Python Regex Cheat Sheet with Examples

In this post:

Short video tutorial on this post: Python Regex Cheat Sheet with Examples

Regular Expression Basic examples

  • . Any character (except newline)
  • x The character x
  • xyz The string xyz
  • x|y x or y
  • x* character x - 0 or more times
  • \ Escapes a special characters like: ($,`*,.,|) - if you want to search for these special characters.

In python you have several ways to search for regular example by using module re:

  • match - works by matching from the beginning of the string. Return special object - `<_sre.SRE_Match object - you need to use method span() or group() in order to get the information from this object.
  • search - this method returns the first match otherwise return None. Return special object - `<_sre.SRE_Match object - you need to use method span() or group() in order to get the information from this object.
  • findall - search regex for more than one (non-overlapping) match in the string. Return a list with values.

Example find any character

This example show the difference between the 3 methods and the simple usage of regular expressions in python.
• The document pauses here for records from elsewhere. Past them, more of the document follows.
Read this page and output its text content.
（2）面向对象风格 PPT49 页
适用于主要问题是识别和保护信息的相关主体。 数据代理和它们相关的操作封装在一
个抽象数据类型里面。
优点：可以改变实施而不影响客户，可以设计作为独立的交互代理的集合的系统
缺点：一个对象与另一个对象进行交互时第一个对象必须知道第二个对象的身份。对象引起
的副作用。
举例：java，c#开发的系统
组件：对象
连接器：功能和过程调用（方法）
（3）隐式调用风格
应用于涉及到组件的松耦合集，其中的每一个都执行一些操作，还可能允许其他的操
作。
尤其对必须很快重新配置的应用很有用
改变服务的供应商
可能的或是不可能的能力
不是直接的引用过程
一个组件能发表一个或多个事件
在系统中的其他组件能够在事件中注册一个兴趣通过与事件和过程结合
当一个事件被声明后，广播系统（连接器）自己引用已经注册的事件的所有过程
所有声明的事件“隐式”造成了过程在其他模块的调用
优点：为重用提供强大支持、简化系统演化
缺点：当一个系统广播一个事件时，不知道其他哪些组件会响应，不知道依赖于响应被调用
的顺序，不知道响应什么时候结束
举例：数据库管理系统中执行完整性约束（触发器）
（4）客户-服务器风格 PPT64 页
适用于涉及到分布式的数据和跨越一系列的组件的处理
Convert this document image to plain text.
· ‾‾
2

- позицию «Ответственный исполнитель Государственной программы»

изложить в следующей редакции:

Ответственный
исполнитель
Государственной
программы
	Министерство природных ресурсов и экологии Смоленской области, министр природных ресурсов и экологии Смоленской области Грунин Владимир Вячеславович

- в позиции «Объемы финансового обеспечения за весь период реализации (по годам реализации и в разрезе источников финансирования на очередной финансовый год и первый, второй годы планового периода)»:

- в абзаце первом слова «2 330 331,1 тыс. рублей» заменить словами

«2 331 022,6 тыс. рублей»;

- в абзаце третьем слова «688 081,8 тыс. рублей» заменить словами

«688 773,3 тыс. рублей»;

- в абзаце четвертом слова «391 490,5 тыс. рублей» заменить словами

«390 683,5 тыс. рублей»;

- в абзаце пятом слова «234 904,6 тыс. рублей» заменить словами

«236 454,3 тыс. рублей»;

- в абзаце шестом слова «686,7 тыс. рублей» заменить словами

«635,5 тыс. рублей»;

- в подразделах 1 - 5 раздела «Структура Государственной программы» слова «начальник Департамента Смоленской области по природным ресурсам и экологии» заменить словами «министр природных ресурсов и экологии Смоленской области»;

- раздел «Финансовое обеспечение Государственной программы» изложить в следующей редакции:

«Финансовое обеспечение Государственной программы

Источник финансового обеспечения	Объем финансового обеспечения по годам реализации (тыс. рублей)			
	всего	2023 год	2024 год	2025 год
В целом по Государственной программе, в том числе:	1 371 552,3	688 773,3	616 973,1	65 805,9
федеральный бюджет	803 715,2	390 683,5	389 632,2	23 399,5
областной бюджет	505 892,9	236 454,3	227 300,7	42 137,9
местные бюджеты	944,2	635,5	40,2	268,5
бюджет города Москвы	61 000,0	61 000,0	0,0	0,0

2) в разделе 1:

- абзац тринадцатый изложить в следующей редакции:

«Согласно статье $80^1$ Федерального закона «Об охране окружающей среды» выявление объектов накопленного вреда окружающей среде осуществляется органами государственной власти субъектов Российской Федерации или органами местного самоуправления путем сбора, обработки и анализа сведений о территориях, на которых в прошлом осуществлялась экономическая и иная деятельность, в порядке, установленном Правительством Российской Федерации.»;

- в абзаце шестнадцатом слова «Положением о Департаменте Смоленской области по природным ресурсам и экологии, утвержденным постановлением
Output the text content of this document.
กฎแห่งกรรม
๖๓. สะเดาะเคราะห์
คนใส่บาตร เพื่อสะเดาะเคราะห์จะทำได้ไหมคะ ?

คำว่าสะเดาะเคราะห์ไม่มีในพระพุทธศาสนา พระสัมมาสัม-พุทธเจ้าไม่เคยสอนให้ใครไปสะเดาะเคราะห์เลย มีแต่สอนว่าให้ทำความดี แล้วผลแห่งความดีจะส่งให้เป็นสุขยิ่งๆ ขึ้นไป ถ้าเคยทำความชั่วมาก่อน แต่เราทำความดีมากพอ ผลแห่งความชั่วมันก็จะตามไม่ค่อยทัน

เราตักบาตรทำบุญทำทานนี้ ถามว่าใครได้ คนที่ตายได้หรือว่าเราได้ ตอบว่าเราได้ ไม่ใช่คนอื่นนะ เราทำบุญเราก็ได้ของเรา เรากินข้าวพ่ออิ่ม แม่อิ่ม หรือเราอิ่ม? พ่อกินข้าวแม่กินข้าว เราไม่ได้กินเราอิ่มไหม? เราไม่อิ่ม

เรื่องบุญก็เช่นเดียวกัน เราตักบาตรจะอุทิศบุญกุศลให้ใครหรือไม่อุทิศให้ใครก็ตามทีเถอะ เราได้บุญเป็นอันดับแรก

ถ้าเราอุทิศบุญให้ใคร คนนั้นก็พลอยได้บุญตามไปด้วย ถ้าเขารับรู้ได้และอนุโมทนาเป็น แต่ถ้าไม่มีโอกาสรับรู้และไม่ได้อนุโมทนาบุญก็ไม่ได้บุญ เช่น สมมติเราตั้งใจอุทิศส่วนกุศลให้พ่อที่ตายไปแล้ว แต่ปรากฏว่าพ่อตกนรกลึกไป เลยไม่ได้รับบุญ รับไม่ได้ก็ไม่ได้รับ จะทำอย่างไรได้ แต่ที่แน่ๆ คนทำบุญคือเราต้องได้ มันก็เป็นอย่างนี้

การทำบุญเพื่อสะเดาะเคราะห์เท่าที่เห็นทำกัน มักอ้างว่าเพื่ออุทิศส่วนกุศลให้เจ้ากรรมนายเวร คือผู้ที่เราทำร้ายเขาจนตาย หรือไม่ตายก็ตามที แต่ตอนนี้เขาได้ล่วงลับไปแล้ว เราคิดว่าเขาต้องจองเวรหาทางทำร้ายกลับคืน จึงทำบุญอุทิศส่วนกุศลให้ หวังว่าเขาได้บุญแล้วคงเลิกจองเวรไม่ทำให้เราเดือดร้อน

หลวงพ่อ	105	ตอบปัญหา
You can see that return information depends on the methods used and that you need to choose the best one which suits your needs:

import re

pattern = r"."
text = "test string:  21"
print(re.match(pattern, text).span())
print(re.search(pattern, text).group())
print(re.findall(pattern, text))

result:

(0, 1)
t
['t', 'e', 's', 't', ' ', 's', 't', 'r', 'i', 'n', 'g', ':', ' ', ' ', '2', '1']

Regex find one or another word

Sometimes you will need to search for more than one words at a given place. For example if you want to search for dates than you will search for month names - JAN|FEB|MAR. In this case or operator can be used. In this example we search for number or 21.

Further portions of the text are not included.